Here’s something I find genuinely useful to say about live coding interviews: the hardest part usually isn’t the algorithm. It’s thinking out loud in front of someone while a timer is running and a recruiter you’ve never met is watching you type. The cognitive load of the social situation degrades the technical performance, and nobody really talks about how to address that specifically.
AI tools have changed the prep landscape here. But a lot of advice on “using AI for coding interviews” is vague or glosses over the actual line between preparation and cheating. I want to be concrete about both.
What “AI support” actually means (and what it doesn’t)
Using AI during a live interview where you’re not supposed to is cheating. That line is clear. Most companies explicitly prohibit outside resources during coding assessments, and using an AI to generate solutions while the interview is running violates the point of the exercise, even if the platform can’t detect it. I’d recommend against it, not just for ethical reasons but practical ones: if you land a role by cheating and then can’t do the work, that’s a bad situation for everyone.
What AI is genuinely useful for is the practice and the preparation. That’s where the real value is anyway. The Stack Overflow Developer Survey 2024 found that 76% of developers now use AI tools in their development workflows. The ones who use them well tend to use them to learn faster, not to skip learning.
Using AI to practice thinking out loud
This is the most underrated use case.
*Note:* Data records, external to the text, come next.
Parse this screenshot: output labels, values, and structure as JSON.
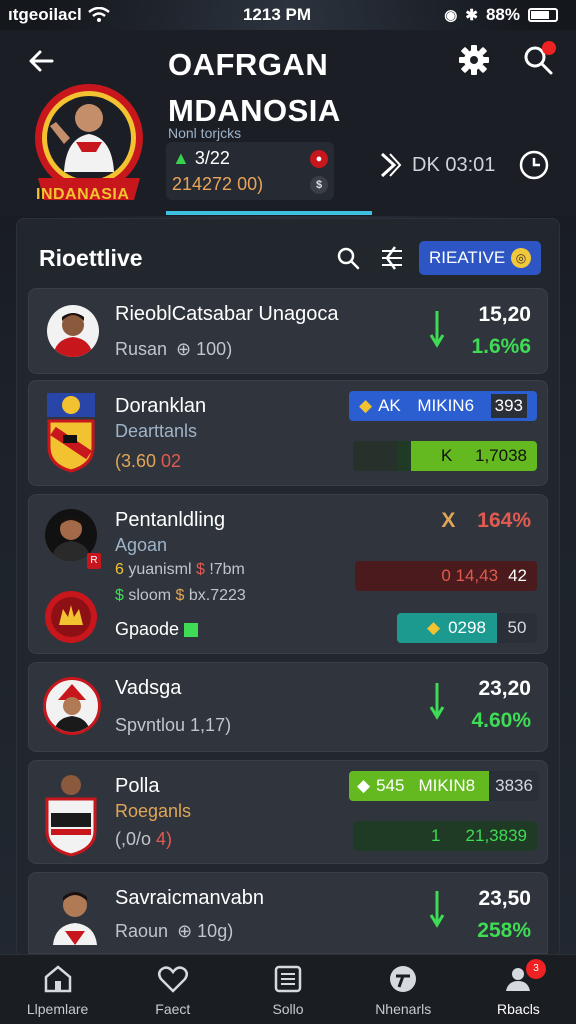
{
  "status_bar": {
    "carrier": "ıtgeoilacl",
    "time": "1213 PM",
    "battery": "88%"
  },
  "header": {
    "title_line1": "OAFRGAN",
    "title_line2": "MDANOSIA",
    "subtitle": "Nonl torjcks",
    "stat1": "3/22",
    "stat2": "214272 00)",
    "time_text": "DK  03:01",
    "logo_text": "INDANASIA"
  },
  "panel": {
    "title": "Rioettlive",
    "realtime_label": "RIEATIVE"
  },
  "cards": [
    {
      "name": "RieoblCatsabar Unagoca",
      "sub": "Rusan",
      "sub_extra": "100)",
      "value": "15,20",
      "pct": "1.6%6"
    },
    {
      "name": "Doranklan",
      "sub": "Dearttanls",
      "sub2": "(3.60",
      "sub2_red": "02",
      "pill1_left": "AK",
      "pill1_right": "MIKIN6",
      "pill1_val": "393",
      "pill2_icon": "K",
      "pill2_val": "1,7038"
    },
    {
      "name": "Pentanldling",
      "sub": "Agoan",
      "row1_a": "yuanisml",
      "row1_b": "!7bm",
      "row2_a": "sloom",
      "row2_b": "bx.7223",
      "extra_label": "Gpaode",
      "pct_label": "X",
      "pct": "164%",
      "pill_red_text": "0 14,43",
      "pill_red_val": "42",
      "pill_teal_text": "0298",
      "pill_teal_val": "50"
    },
    {
      "name": "Vadsga",
      "sub": "Spvntlou 1,17)",
      "value": "23,20",
      "pct": "4.60%"
    },
    {
      "name": "Polla",
      "sub": "Roeganls",
      "sub2": "(,0/o",
      "sub2_red": "4)",
      "pill1_left": "545",
      "pill1_right": "MIKIN8",
      "pill1_val": "3836",
      "pill2_icon": "1",
      "pill2_val": "21,3839"
    },
    {
      "name": "Savraicmanvabn",
      "sub": "Raoun",
      "sub_extra": "10g)",
      "value": "23,50",
      "pct": "258%"
    }
  ],
  "nav": [
    {
      "label": "Llpemlare",
      "icon": "home-icon"
    },
    {
      "label": "Faect",
      "icon": "heart-icon"
    },
    {
      "label": "Sollo",
      "icon": "list-icon"
    },
    {
      "label": "Nhenarls",
      "icon": "whistle-icon"
    },
    {
      "label": "Rbacls",
      "icon": "profile-icon",
      "badge": "3"
    }
  ],
  "colors": {
    "accent": "#3ec0e0",
    "green": "#3edc54",
    "orange": "#e0a656",
    "red": "#e25a4f",
    "blue": "#2b5fd1"
  }
}
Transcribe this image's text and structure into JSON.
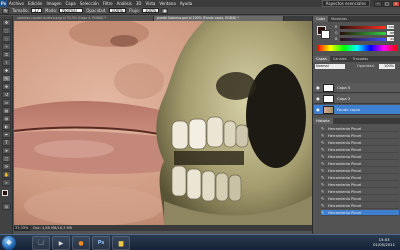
{
  "app": {
    "logo": "Ps",
    "menu": [
      "Archivo",
      "Edición",
      "Imagen",
      "Capa",
      "Selección",
      "Filtro",
      "Análisis",
      "3D",
      "Vista",
      "Ventana",
      "Ayuda"
    ],
    "workspace": "Aspectos esenciales"
  },
  "options": {
    "size_label": "Tamaño:",
    "size_value": "17",
    "mode_label": "Modo:",
    "mode_value": "Normal",
    "opacity_label": "Opacidad:",
    "opacity_value": "100%",
    "flow_label": "Flujo:",
    "flow_value": "100%"
  },
  "tabs": [
    {
      "label": "ubiertes caudal la labra.png al 33,3% (Capa 4, RGB/8) *",
      "active": false
    },
    {
      "label": "puede Sobrevo.psd al 100% (Fondo copia, RGB/8) *",
      "active": true
    }
  ],
  "status": {
    "zoom": "33,33%",
    "doc": "Doc: 4,88 MB/16,3 MB"
  },
  "panels": {
    "color_tabs": [
      "Color",
      "Muestras"
    ],
    "color_values": {
      "r": "246",
      "g": "88",
      "b": "42"
    },
    "colors": {
      "fg": "#2a0f0b",
      "bg": "#ffffff"
    },
    "layer_tabs": [
      "Capas",
      "Canales",
      "Trazados"
    ],
    "blend_mode": "Normal",
    "opacity_label": "Opacidad:",
    "opacity_value": "100%",
    "layers": [
      {
        "name": "Capa 5",
        "active": false
      },
      {
        "name": "Capa 3",
        "active": false
      },
      {
        "name": "Fondo copia",
        "active": true
      }
    ],
    "history_tab": "Historia",
    "history": [
      "Herramienta Pincel",
      "Herramienta Pincel",
      "Herramienta Pincel",
      "Herramienta Pincel",
      "Herramienta Pincel",
      "Herramienta Pincel",
      "Herramienta Pincel",
      "Herramienta Pincel",
      "Herramienta Pincel",
      "Herramienta Pincel",
      "Herramienta Pincel",
      "Herramienta Pincel",
      "Herramienta Pincel"
    ],
    "history_active_index": 12
  },
  "taskbar": {
    "apps": [
      "explorer-icon",
      "media-player-icon",
      "firefox-icon",
      "photoshop-icon",
      "folder-icon"
    ],
    "time": "15:03",
    "date": "01/05/2011"
  }
}
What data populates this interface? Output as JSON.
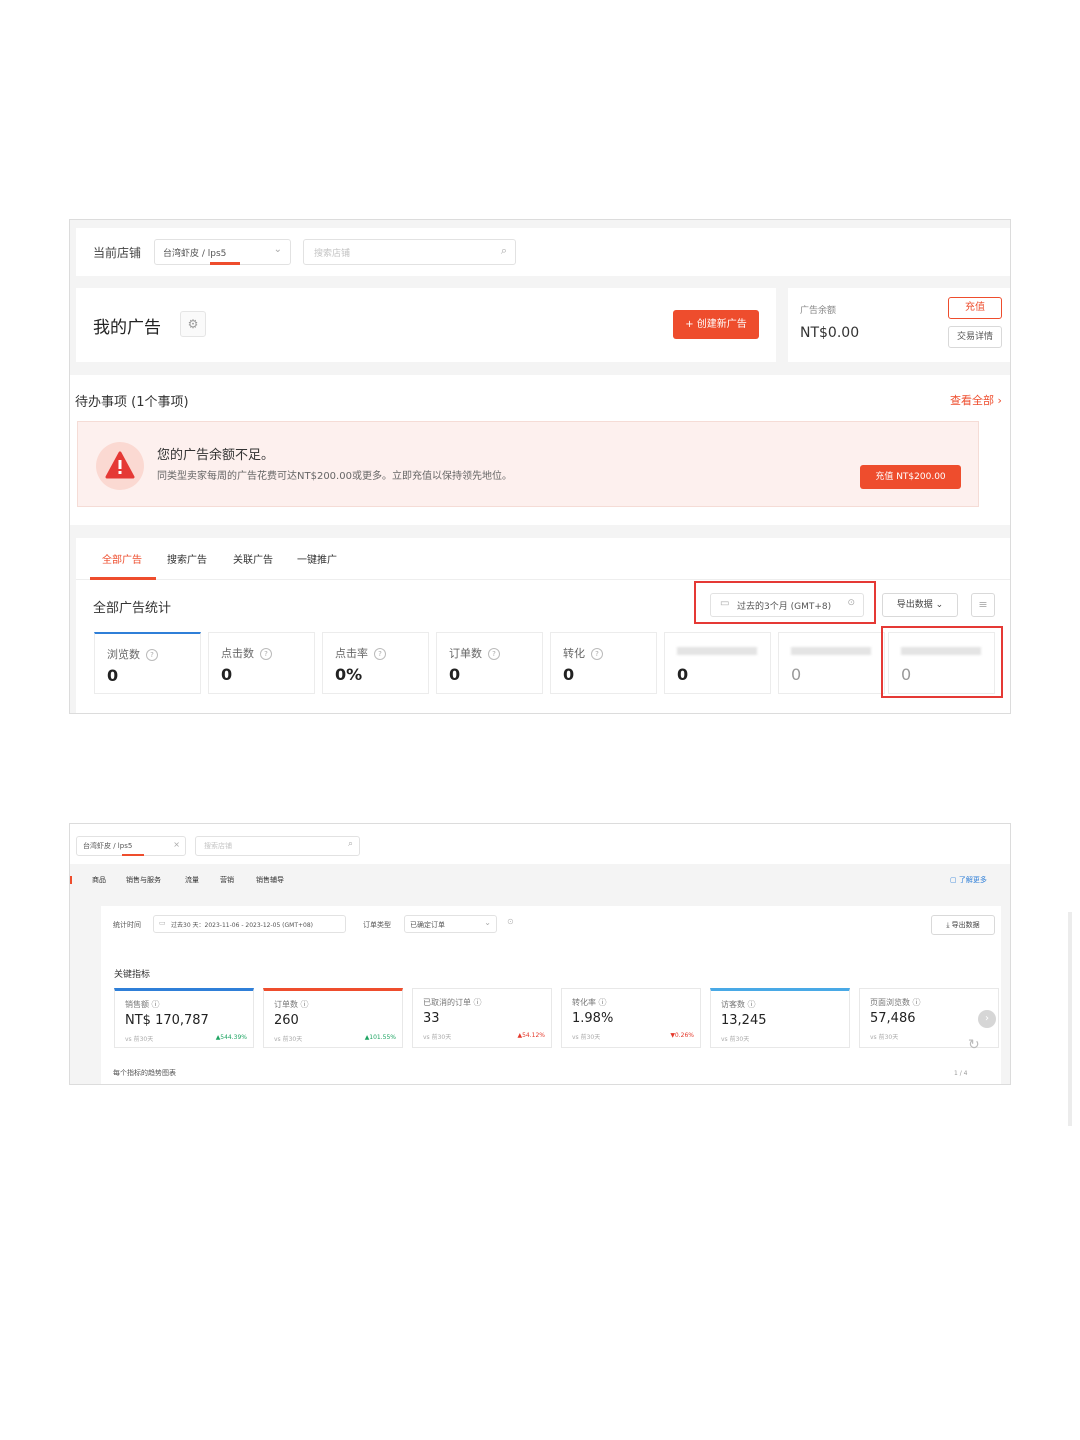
{
  "screen1": {
    "store_bar": {
      "label": "当前店铺",
      "store_value": "台湾虾皮 / lps5",
      "search_placeholder": "搜索店铺"
    },
    "header": {
      "title": "我的广告",
      "create_button": "+ 创建新广告",
      "balance_label": "广告余额",
      "balance_value": "NT$0.00",
      "recharge_button": "充值",
      "transaction_button": "交易详情"
    },
    "todo": {
      "title": "待办事项 (1个事项)",
      "view_all": "查看全部",
      "alert_title": "您的广告余额不足。",
      "alert_desc": "同类型卖家每周的广告花费可达NT$200.00或更多。立即充值以保持领先地位。",
      "alert_button": "充值 NT$200.00"
    },
    "tabs": [
      "全部广告",
      "搜索广告",
      "关联广告",
      "一键推广"
    ],
    "stats": {
      "title": "全部广告统计",
      "date_range": "过去的3个月 (GMT+8)",
      "export_button": "导出数据",
      "metrics": [
        {
          "label": "浏览数",
          "value": "0"
        },
        {
          "label": "点击数",
          "value": "0"
        },
        {
          "label": "点击率",
          "value": "0%"
        },
        {
          "label": "订单数",
          "value": "0"
        },
        {
          "label": "转化",
          "value": "0"
        },
        {
          "label": "",
          "value": "0"
        },
        {
          "label": "",
          "value": "0"
        },
        {
          "label": "",
          "value": "0"
        }
      ]
    }
  },
  "screen2": {
    "store_value": "台湾虾皮 / lps5",
    "search_placeholder": "搜索店铺",
    "nav": [
      "商品",
      "销售与服务",
      "流量",
      "营销",
      "销售辅导"
    ],
    "learn_more": "了解更多",
    "filter": {
      "period_label": "统计时间",
      "period_value": "过去30 天：2023-11-06 - 2023-12-05 (GMT+08)",
      "order_type_label": "订单类型",
      "order_type_value": "已确定订单",
      "export_button": "导出数据"
    },
    "key_metrics_title": "关键指标",
    "metrics": [
      {
        "label": "销售额",
        "value": "NT$ 170,787",
        "compare": "vs 前30天",
        "change": "▲544.39%",
        "dir": "up",
        "accent": "#2f7fd8"
      },
      {
        "label": "订单数",
        "value": "260",
        "compare": "vs 前30天",
        "change": "▲101.55%",
        "dir": "up",
        "accent": "#ee4d2d"
      },
      {
        "label": "已取消的订单",
        "value": "33",
        "compare": "vs 前30天",
        "change": "▲54.12%",
        "dir": "down",
        "accent": ""
      },
      {
        "label": "转化率",
        "value": "1.98%",
        "compare": "vs 前30天",
        "change": "▼0.26%",
        "dir": "down",
        "accent": ""
      },
      {
        "label": "访客数",
        "value": "13,245",
        "compare": "vs 前30天",
        "change": "",
        "dir": "up",
        "accent": "#49a9e6"
      },
      {
        "label": "页面浏览数",
        "value": "57,486",
        "compare": "vs 前30天",
        "change": "",
        "dir": "up",
        "accent": ""
      }
    ],
    "trend_title": "每个指标的趋势图表",
    "pager": "1 / 4"
  },
  "colors": {
    "brand": "#ee4d2d",
    "alert_bg": "#fdf0ee",
    "highlight_box": "#e53935"
  }
}
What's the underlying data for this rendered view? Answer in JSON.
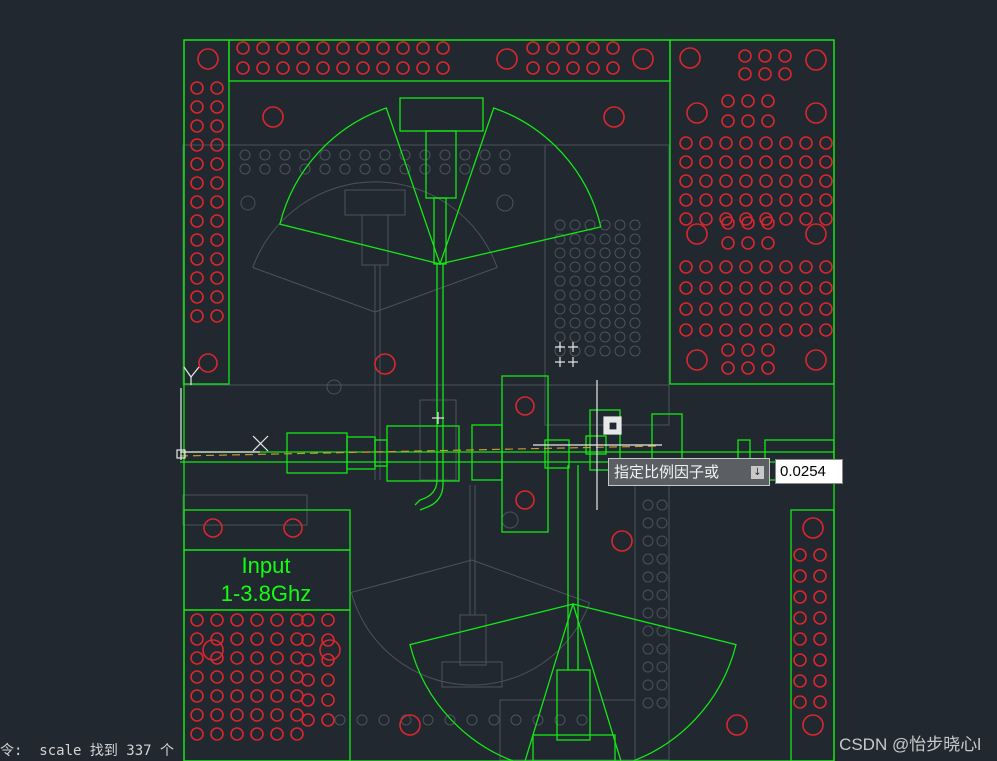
{
  "drawing": {
    "board_label_line1": "Input",
    "board_label_line2": "1-3.8Ghz",
    "colors": {
      "background": "#212830",
      "outline": "#15e615",
      "via_holes": "#d9272d",
      "background_layer": "#4b535a",
      "center_line": "#c99a2f",
      "label_text": "#10ff10"
    }
  },
  "command_prompt": {
    "label": "指定比例因子或",
    "dropdown_icon": "arrow-down-icon",
    "value": "0.0254"
  },
  "command_line": {
    "text": "令:  scale 找到 337 个"
  },
  "watermark": {
    "text": "CSDN @怡步晓心l"
  }
}
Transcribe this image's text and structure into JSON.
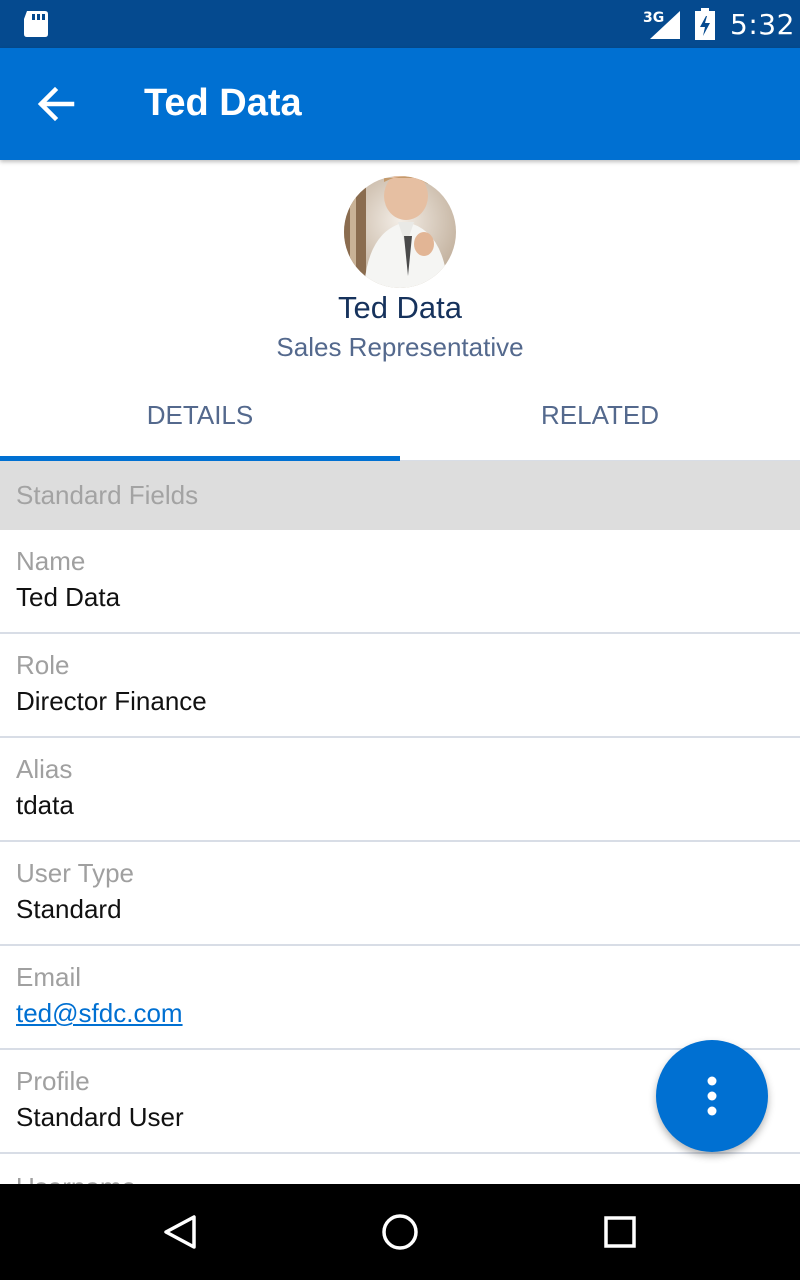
{
  "status_bar": {
    "network": "3G",
    "time": "5:32",
    "icons": [
      "sd-card-icon",
      "signal-icon",
      "battery-charging-icon"
    ]
  },
  "app_bar": {
    "title": "Ted Data",
    "back_icon": "arrow-left-icon"
  },
  "profile": {
    "name": "Ted Data",
    "title": "Sales Representative"
  },
  "tabs": [
    {
      "label": "DETAILS",
      "selected": true
    },
    {
      "label": "RELATED",
      "selected": false
    }
  ],
  "section": {
    "title": "Standard Fields"
  },
  "fields": [
    {
      "label": "Name",
      "value": "Ted Data"
    },
    {
      "label": "Role",
      "value": "Director Finance"
    },
    {
      "label": "Alias",
      "value": "tdata"
    },
    {
      "label": "User Type",
      "value": "Standard"
    },
    {
      "label": "Email",
      "value": "ted@sfdc.com"
    },
    {
      "label": "Profile",
      "value": "Standard User"
    },
    {
      "label": "Username"
    }
  ],
  "fab": {
    "icon": "more-vertical-icon"
  },
  "nav_bar": {
    "icons": [
      "nav-back-icon",
      "nav-home-icon",
      "nav-recents-icon"
    ]
  },
  "colors": {
    "status_bar": "#054a8f",
    "accent": "#0070d2",
    "section_bg": "#dddddd"
  }
}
The skill of explaining your reasoning while you code is distinct from the skill of writing correct code, and it atrophies if you only practice silently on LeetCode.
A good AI interview practice session looks like this:
- Tell the AI to give you a medium-difficulty problem and act as a silent interviewer
- Narrate every step out loud (or typed), including wrong turns
- When you get stuck, ask for a hint framed as a question (“what pattern would help here?”) rather than asking for the solution
- After you finish, ask the AI to evaluate your communication, not just your code
That last step is the one most people skip. An AI that evaluates whether your explanation was followable from a non-expert perspective is practicing a different muscle than one that just tells you whether your code is correct.
Craqly’s interview practice mode is designed around this loop: you get a problem, you work through it out loud, and the AI gives feedback on both your approach and your communication. I’ve found the communication feedback more useful than the algorithmic feedback in most practice sessions, which says something about where people tend to be undercoached.
Pattern recognition as a practice accelerator
One concrete thing AI can help with: when you’re stuck on a problem category, ask “what pattern does this problem type typically use?” rather than “solve this problem.” This builds the recognition reflex that matters in real interviews.
The most common patterns worth drilling with this approach are two pointers, sliding window, BFS/DFS, heap operations, and dynamic programming. If you can describe in one sentence why each of those applies to the right problem type, you’re in decent shape for most mid-level coding rounds. (For senior and staff-level roles, the problems often combine two patterns, which is where the practice of narrating your thought process pays off most.)
The first three minutes of a live coding interview
Most candidates rush. They hear the problem, nod, and start typing. This is almost always a mistake, even when the problem feels familiar. Here’s a more reliable approach:
- Repeat the problem in your own words before you touch the keyboard
- Ask one constraint question (input size, edge cases on empty input, whether the array is sorted)
- Work through one example on paper or in comments, not in code
- State your approach before you implement it (“I’m going to use a sliding window here because…”)
Interviewers at companies like Google, Meta, and Stripe consistently report that candidates who do this well look significantly more senior than their actual level. It signals structured thinking, which is the real thing being evaluated. The LinkedIn Economic Graph’s 2024 skills analysis ranks “complex problem solving” and “communication” as the top two technical hiring criteria, and this first-three-minutes approach addresses both simultaneously.
Getting unstuck without embarrassment
People freeze. It happens in practice sessions and it happens in real interviews. The two most effective ways I’ve seen people get unstuck are: (1) say what you know, not what you don’t (“I can see this is a graph problem, I’m just working out whether it’s BFS or DFS”) and (2) ask the interviewer for a constraint clarification you don’t actually need yet.
The second one sounds strange but it works. Saying “just to confirm, the values can be negative?” gives you 15 seconds to think and signals to the interviewer that you’re thinking about edge cases rather than panicking. Most interviewers respond warmly to this.
In AI practice sessions, you can train this specifically: have the AI play an interviewer who won’t give hints unless you ask a specific, well-formed question. This makes the recovery pattern feel automatic by the time you’re in a real interview.
After the interview: the part nobody does
Write down the problem you got, your approach, and where you got stuck. Do this within an hour of finishing. I don’t have data on how many people actually do this, but my guess is it’s under 10%, which is a shame because it returns more improvement per hour than almost any other practice habit.
Then go solve the problem again, correctly, the next day. Not to punish yourself. To close the loop. The problem you stumbled on in an interview is more memorable than a random practice problem, which makes it better study material.
Does AI make live coding interviews easier to pass? For prepared candidates, probably yes. For unprepared ones, it mostly just shifts the anxiety around. The preparation is still the work.